Cartoon Network however would get Justice League and its spin-off Justice League Unlimited (which even gave Batman Beyond a true "Series Finale" in the episode "Epilogue" in which we discover that Terry was always meant to become Batman from the day he was born as he was in reality a sort of a clone of Bruce Wayne! How I feel about that will be handled in a future article.)
WB continued the DCAU during that (as I mentioned above) with the highly successful Batman Beyond,
The less successful Batman Beyond spin-off "The Zeta Project", and
"Static Shock!" Static was shocking because it was based on the DC imprint Milestone comics and not DC proper and we had no clue it was a part of the DCAU until season 2 or 3 when Static teamed with Batman!
However I am not choosing the DCAU as best adaption. I am choosing the cartoon that started it all: Batman. I feel that it was true to its source material more so than any other cartoon or tv series that came before it (except maybe the b & w series as I never saw that one so I cannot speak abut it). Also everything else has tried (and in most cases failed) to repeat it.
Unlike the other shows in the universe, Batman stayed on its course as it was the only one at the time. In fact with the exception of the Grey Ghost (Adam West) and Jonah Hex there were no guests that were not Batman related until the "New Adventures" began and even then we only saw Superman and Supergirl!

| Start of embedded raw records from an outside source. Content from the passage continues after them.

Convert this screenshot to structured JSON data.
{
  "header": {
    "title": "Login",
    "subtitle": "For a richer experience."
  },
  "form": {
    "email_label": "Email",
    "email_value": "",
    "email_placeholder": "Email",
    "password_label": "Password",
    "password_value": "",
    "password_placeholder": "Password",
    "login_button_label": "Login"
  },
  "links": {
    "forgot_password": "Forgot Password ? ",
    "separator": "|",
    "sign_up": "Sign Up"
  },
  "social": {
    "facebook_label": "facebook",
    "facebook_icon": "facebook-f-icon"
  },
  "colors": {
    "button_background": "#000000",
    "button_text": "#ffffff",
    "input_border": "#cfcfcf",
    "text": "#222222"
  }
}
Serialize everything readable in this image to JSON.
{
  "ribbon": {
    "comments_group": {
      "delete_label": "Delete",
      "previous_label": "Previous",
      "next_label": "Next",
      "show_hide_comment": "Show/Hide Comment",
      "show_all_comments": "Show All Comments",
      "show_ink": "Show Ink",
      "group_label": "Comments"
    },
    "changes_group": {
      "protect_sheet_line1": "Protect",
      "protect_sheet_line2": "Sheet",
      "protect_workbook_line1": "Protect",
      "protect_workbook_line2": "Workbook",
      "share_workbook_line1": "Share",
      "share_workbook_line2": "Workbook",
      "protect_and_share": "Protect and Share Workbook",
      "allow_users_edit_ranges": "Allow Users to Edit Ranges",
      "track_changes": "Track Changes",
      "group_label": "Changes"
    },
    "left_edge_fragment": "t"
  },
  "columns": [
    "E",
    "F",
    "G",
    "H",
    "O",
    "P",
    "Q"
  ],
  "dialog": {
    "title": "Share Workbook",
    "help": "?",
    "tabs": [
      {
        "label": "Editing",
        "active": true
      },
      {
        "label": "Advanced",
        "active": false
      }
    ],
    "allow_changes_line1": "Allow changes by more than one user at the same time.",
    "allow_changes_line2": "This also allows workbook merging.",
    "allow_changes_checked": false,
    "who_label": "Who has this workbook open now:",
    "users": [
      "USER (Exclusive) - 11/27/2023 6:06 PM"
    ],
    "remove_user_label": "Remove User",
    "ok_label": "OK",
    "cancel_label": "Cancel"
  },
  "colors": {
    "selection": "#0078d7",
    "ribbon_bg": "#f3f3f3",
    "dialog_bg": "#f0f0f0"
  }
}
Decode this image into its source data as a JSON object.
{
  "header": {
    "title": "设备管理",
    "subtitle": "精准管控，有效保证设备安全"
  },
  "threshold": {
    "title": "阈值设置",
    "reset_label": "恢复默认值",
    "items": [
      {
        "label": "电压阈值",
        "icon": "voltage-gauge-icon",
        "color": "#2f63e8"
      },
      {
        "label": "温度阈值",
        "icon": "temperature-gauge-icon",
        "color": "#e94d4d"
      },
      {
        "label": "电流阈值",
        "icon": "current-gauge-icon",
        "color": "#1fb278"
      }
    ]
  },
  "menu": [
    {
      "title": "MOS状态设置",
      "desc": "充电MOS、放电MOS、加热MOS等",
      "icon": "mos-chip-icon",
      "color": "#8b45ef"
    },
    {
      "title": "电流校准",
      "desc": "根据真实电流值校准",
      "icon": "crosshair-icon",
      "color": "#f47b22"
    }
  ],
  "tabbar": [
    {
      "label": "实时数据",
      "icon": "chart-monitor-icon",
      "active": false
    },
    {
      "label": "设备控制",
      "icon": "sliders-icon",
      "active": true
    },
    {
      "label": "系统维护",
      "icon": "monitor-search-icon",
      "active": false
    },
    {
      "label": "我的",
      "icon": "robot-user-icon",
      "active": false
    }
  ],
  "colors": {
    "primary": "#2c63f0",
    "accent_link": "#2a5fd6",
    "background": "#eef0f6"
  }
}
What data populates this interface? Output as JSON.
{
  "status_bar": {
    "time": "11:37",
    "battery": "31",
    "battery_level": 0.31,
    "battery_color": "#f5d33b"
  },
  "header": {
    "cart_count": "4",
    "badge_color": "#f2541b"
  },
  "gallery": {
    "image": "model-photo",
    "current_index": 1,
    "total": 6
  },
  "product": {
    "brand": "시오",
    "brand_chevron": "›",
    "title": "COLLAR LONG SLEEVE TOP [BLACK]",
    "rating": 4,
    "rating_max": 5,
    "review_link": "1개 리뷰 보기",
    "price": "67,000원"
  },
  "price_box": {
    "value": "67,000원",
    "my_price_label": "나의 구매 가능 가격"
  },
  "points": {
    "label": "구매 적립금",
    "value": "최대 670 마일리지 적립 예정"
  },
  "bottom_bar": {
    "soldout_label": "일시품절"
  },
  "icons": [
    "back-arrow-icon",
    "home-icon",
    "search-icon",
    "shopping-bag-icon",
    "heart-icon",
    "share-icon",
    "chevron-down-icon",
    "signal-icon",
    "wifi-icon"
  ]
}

We did not see Robin until well into the series and when he did come it never felt forced. Even Batgirl felt organic (although she only appeared in a handful of episodes in TAS). I will say that the FOX era episodes (BAtman: TAS, Adventures of Batman and Robin) felt much more like the source material and in fact once we got to The New adventures, it began to feel forced and less "adult" like. I loved how TAS felt dark and that was something that at the time was unheard of in a kids cartoon. In fact Batman: TAS did not just pave the way for the DCAU, but also many non DC cartoons that would come long after it!

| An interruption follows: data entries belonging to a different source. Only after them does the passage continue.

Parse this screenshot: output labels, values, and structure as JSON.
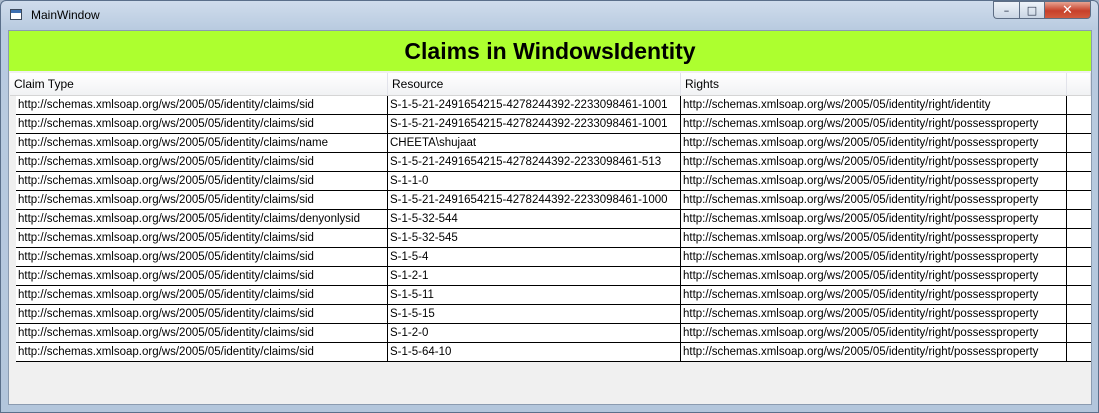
{
  "window": {
    "title": "MainWindow"
  },
  "header": {
    "title": "Claims in WindowsIdentity",
    "color": "#adff2f"
  },
  "grid": {
    "columns": [
      "Claim Type",
      "Resource",
      "Rights"
    ],
    "rows": [
      [
        "http://schemas.xmlsoap.org/ws/2005/05/identity/claims/sid",
        "S-1-5-21-2491654215-4278244392-2233098461-1001",
        "http://schemas.xmlsoap.org/ws/2005/05/identity/right/identity"
      ],
      [
        "http://schemas.xmlsoap.org/ws/2005/05/identity/claims/sid",
        "S-1-5-21-2491654215-4278244392-2233098461-1001",
        "http://schemas.xmlsoap.org/ws/2005/05/identity/right/possessproperty"
      ],
      [
        "http://schemas.xmlsoap.org/ws/2005/05/identity/claims/name",
        "CHEETA\\shujaat",
        "http://schemas.xmlsoap.org/ws/2005/05/identity/right/possessproperty"
      ],
      [
        "http://schemas.xmlsoap.org/ws/2005/05/identity/claims/sid",
        "S-1-5-21-2491654215-4278244392-2233098461-513",
        "http://schemas.xmlsoap.org/ws/2005/05/identity/right/possessproperty"
      ],
      [
        "http://schemas.xmlsoap.org/ws/2005/05/identity/claims/sid",
        "S-1-1-0",
        "http://schemas.xmlsoap.org/ws/2005/05/identity/right/possessproperty"
      ],
      [
        "http://schemas.xmlsoap.org/ws/2005/05/identity/claims/sid",
        "S-1-5-21-2491654215-4278244392-2233098461-1000",
        "http://schemas.xmlsoap.org/ws/2005/05/identity/right/possessproperty"
      ],
      [
        "http://schemas.xmlsoap.org/ws/2005/05/identity/claims/denyonlysid",
        "S-1-5-32-544",
        "http://schemas.xmlsoap.org/ws/2005/05/identity/right/possessproperty"
      ],
      [
        "http://schemas.xmlsoap.org/ws/2005/05/identity/claims/sid",
        "S-1-5-32-545",
        "http://schemas.xmlsoap.org/ws/2005/05/identity/right/possessproperty"
      ],
      [
        "http://schemas.xmlsoap.org/ws/2005/05/identity/claims/sid",
        "S-1-5-4",
        "http://schemas.xmlsoap.org/ws/2005/05/identity/right/possessproperty"
      ],
      [
        "http://schemas.xmlsoap.org/ws/2005/05/identity/claims/sid",
        "S-1-2-1",
        "http://schemas.xmlsoap.org/ws/2005/05/identity/right/possessproperty"
      ],
      [
        "http://schemas.xmlsoap.org/ws/2005/05/identity/claims/sid",
        "S-1-5-11",
        "http://schemas.xmlsoap.org/ws/2005/05/identity/right/possessproperty"
      ],
      [
        "http://schemas.xmlsoap.org/ws/2005/05/identity/claims/sid",
        "S-1-5-15",
        "http://schemas.xmlsoap.org/ws/2005/05/identity/right/possessproperty"
      ],
      [
        "http://schemas.xmlsoap.org/ws/2005/05/identity/claims/sid",
        "S-1-2-0",
        "http://schemas.xmlsoap.org/ws/2005/05/identity/right/possessproperty"
      ],
      [
        "http://schemas.xmlsoap.org/ws/2005/05/identity/claims/sid",
        "S-1-5-64-10",
        "http://schemas.xmlsoap.org/ws/2005/05/identity/right/possessproperty"
      ]
    ]
  },
  "icons": {
    "app": "window-icon",
    "minimize": "minimize-icon",
    "maximize": "maximize-icon",
    "close": "close-icon"
  }
}
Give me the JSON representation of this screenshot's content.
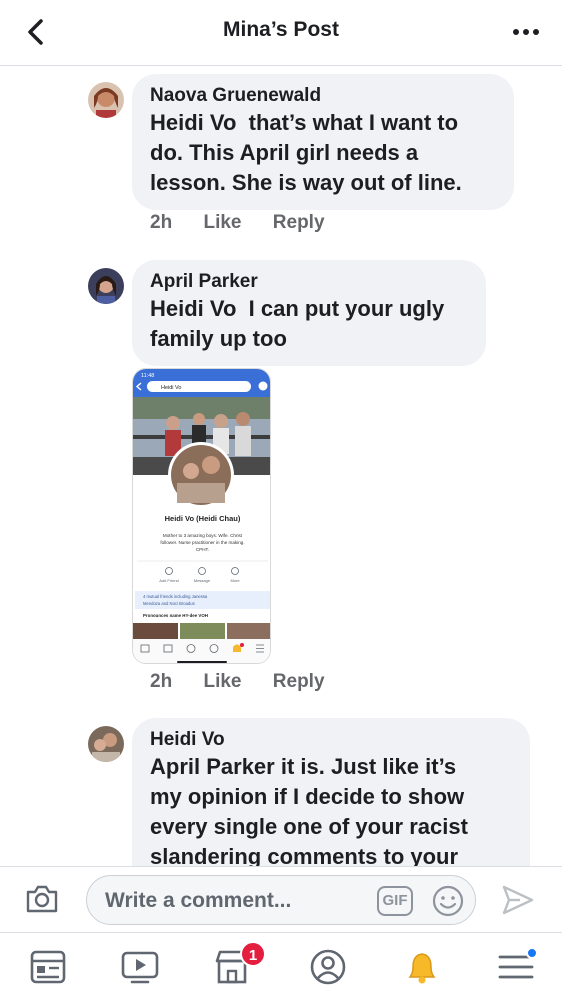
{
  "header": {
    "title": "Mina’s Post"
  },
  "comments": [
    {
      "author": "Naova Gruenewald",
      "mention": "Heidi Vo",
      "lines": [
        "that’s what I want to",
        "do. This April girl needs a",
        "lesson. She is way out of line."
      ],
      "time": "2h",
      "like": "Like",
      "reply": "Reply"
    },
    {
      "author": "April Parker",
      "mention": "Heidi Vo",
      "lines": [
        "I can put your ugly",
        "family up too"
      ],
      "time": "2h",
      "like": "Like",
      "reply": "Reply",
      "attachment": {
        "status_time": "11:48",
        "search_text": "Heidi Vo",
        "profile_name": "Heidi Vo (Heidi Chau)",
        "bio": [
          "Mother to 3 amazing boys. Wife. Christ",
          "follower. Nurse practitioner in the making.",
          "CPHT."
        ],
        "buttons": [
          "Add Friend",
          "Message",
          "More"
        ],
        "mutual": [
          "4 mutual friends including Janessa",
          "Mendoza and Noci Broadus"
        ],
        "pronounce": "Pronounces name HY-dee VOH"
      }
    },
    {
      "author": "Heidi Vo",
      "mention": "April Parker",
      "lines": [
        "it is. Just like it’s",
        "my opinion if I decide to show",
        "every single one of your racist",
        "slandering comments to your"
      ]
    }
  ],
  "composer": {
    "placeholder": "Write a comment...",
    "gif": "GIF"
  },
  "tabbar": {
    "marketplace_badge": "1"
  },
  "colors": {
    "accent": "#1877f2",
    "badge": "#e41e3f",
    "bubble": "#f0f2f5",
    "meta": "#65676b"
  }
}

I was never a big fan of DC but I loved their storytelling and writing versus anything Marvel released cartoon wise.
ReplyDeleteI preferred Marvel in comics, but the DCAU was so much better than the marvelverse. Even now the Arrowverse beats Shield anyday (I am not a fan of Arrow though).
DeleteNow i may have to go look into that. I have largely skipped the animated stuff, both Marvel and DC, in favor of the movies, but this sounds intriguing. I did watch a couple of the DC animated movies,,, Crisis on 2 earths and justice league DOOM and was impressed
ReplyDeleteThe DCAU is well worth your time. It was also one of the first times that a "shared universe" was attempted (marvel tried to but DC did it better as Marvel kept contradicting themselves and dc only did that with Aquaman and GL in JL, as they appeared in Supes differently!), something everyone does now.

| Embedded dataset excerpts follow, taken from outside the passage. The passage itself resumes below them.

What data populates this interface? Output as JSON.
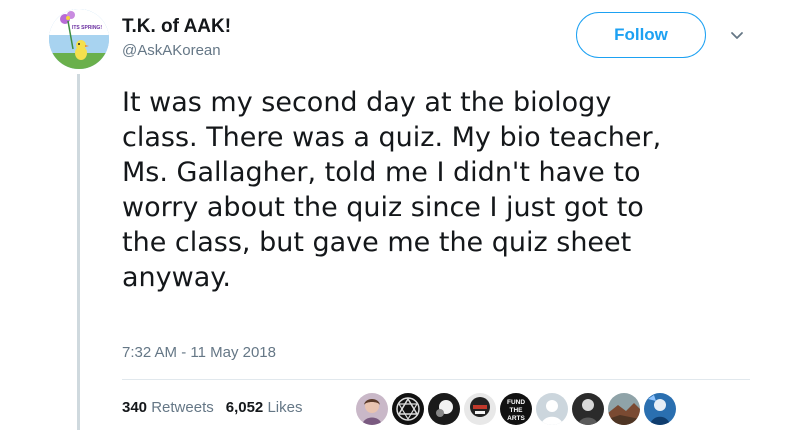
{
  "tweet": {
    "author": {
      "display_name": "T.K. of AAK!",
      "handle": "@AskAKorean",
      "avatar_icon": "spring-flower-avatar",
      "avatar_text": "ITS SPRING!"
    },
    "follow_label": "Follow",
    "more_icon": "chevron-down-icon",
    "text_lines": [
      "It was my second day at the biology",
      "class. There was a quiz. My bio teacher,",
      "Ms. Gallagher, told me I didn't have to",
      "worry about the quiz since I just got to",
      "the class, but gave me the quiz sheet",
      "anyway."
    ],
    "timestamp": "7:32 AM - 11 May 2018",
    "retweets": {
      "count": "340",
      "label": "Retweets"
    },
    "likes": {
      "count": "6,052",
      "label": "Likes"
    },
    "likers": [
      {
        "name": "liker-avatar-1",
        "icon": "person-photo"
      },
      {
        "name": "liker-avatar-2",
        "icon": "geometric-logo"
      },
      {
        "name": "liker-avatar-3",
        "icon": "dark-photo"
      },
      {
        "name": "liker-avatar-4",
        "icon": "masked-figure"
      },
      {
        "name": "liker-avatar-5",
        "icon": "fund-the-arts-badge",
        "text": "FUND THE ARTS"
      },
      {
        "name": "liker-avatar-6",
        "icon": "default-egg-avatar"
      },
      {
        "name": "liker-avatar-7",
        "icon": "black-white-photo"
      },
      {
        "name": "liker-avatar-8",
        "icon": "landscape-photo"
      },
      {
        "name": "liker-avatar-9",
        "icon": "blue-figure-photo"
      }
    ]
  },
  "colors": {
    "accent": "#1da1f2",
    "text_primary": "#14171a",
    "text_secondary": "#657786",
    "divider": "#e1e8ed"
  }
}
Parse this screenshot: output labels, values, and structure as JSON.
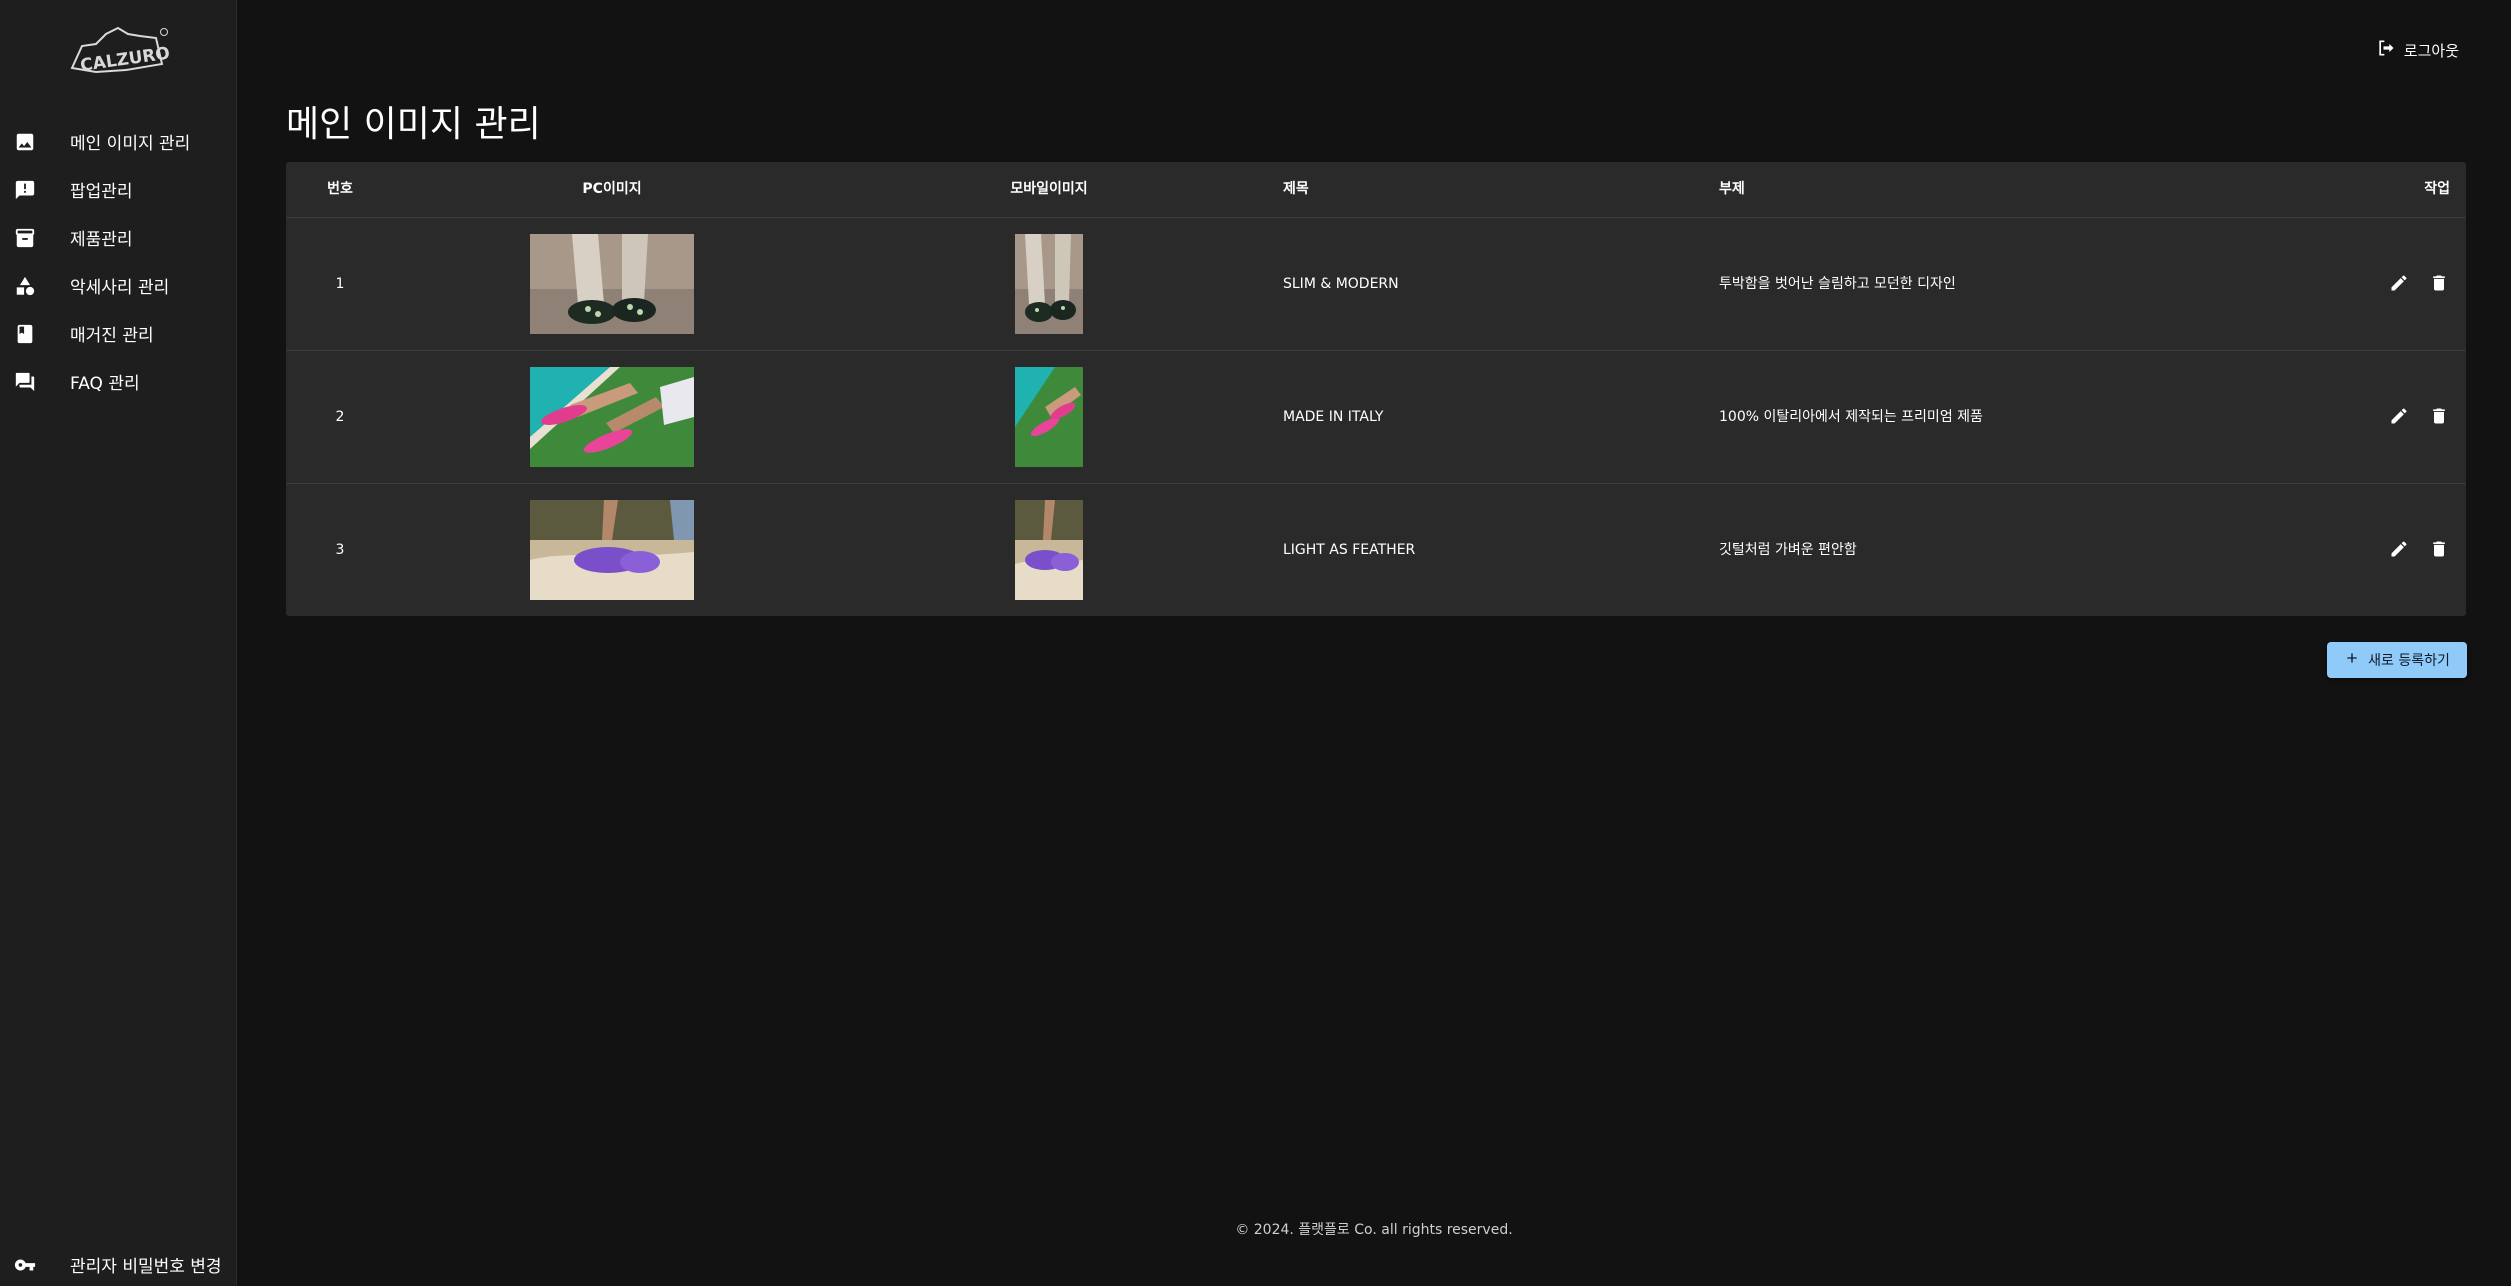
{
  "brand": {
    "logo_text": "CALZURO"
  },
  "sidebar": {
    "items": [
      {
        "label": "메인 이미지 관리",
        "icon": "image-icon"
      },
      {
        "label": "팝업관리",
        "icon": "announcement-icon"
      },
      {
        "label": "제품관리",
        "icon": "archive-icon"
      },
      {
        "label": "악세사리 관리",
        "icon": "category-shapes-icon"
      },
      {
        "label": "매거진 관리",
        "icon": "book-icon"
      },
      {
        "label": "FAQ 관리",
        "icon": "forum-icon"
      }
    ],
    "bottom": {
      "label": "관리자 비밀번호 변경",
      "icon": "key-icon"
    }
  },
  "header": {
    "logout_label": "로그아웃"
  },
  "page": {
    "title": "메인 이미지 관리"
  },
  "table": {
    "columns": {
      "number": "번호",
      "pc_image": "PC이미지",
      "mobile_image": "모바일이미지",
      "title": "제목",
      "subtitle": "부제",
      "actions": "작업"
    },
    "rows": [
      {
        "number": "1",
        "title": "SLIM & MODERN",
        "subtitle": "투박함을 벗어난 슬림하고 모던한 디자인"
      },
      {
        "number": "2",
        "title": "MADE IN ITALY",
        "subtitle": "100% 이탈리아에서 제작되는 프리미엄 제품"
      },
      {
        "number": "3",
        "title": "LIGHT AS FEATHER",
        "subtitle": "깃털처럼 가벼운 편안함"
      }
    ]
  },
  "actions": {
    "add_label": "새로 등록하기"
  },
  "footer": {
    "copyright": "© 2024. 플랫플로 Co. all rights reserved."
  },
  "colors": {
    "background": "#121212",
    "sidebar": "#1e1e1e",
    "table": "#2a2a2a",
    "accent": "#90caf9"
  }
}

DeleteOne thing to keepin mind, those movies that yu mentioned were made for older audiences and the DCAU was for kids but they still were great as they were made as cartoons that parents could enjoy with their chidren hence the dark stories in Batman. Also a fun fact, Bruce Timm, the guy who is currently doing the DC animated films, was one of the two guys who created Batman TAS and the DCAU as a whole! (The other I believe was Paul Dini.)
Batman: The Animated Series was AMAZING! One of the best depictions of Batman and his Rogues Gallery. I remember it was such a big deal that Fox would run it in prime time!
ReplyDeleteYep, in fact the first ever televised episode of Batman was on Sunday at 7PM I believe (this is when Sunday prime time began at 7PM and not 8PM!) O still remember it and although it is not technically the first episode, to this day I still think of "On Leathery Wings" as the pilot as it was the first televised ep, and it is my favorite episode of the whole series and where my love for the MAN BAT began! That was on September 6, 1992. They did air many more in prime time, very few other Fox Kids shows ever did that (Power Rangers did with the 3 part season 2 premiere - I remember this as part 1 aired on my birthday that year.)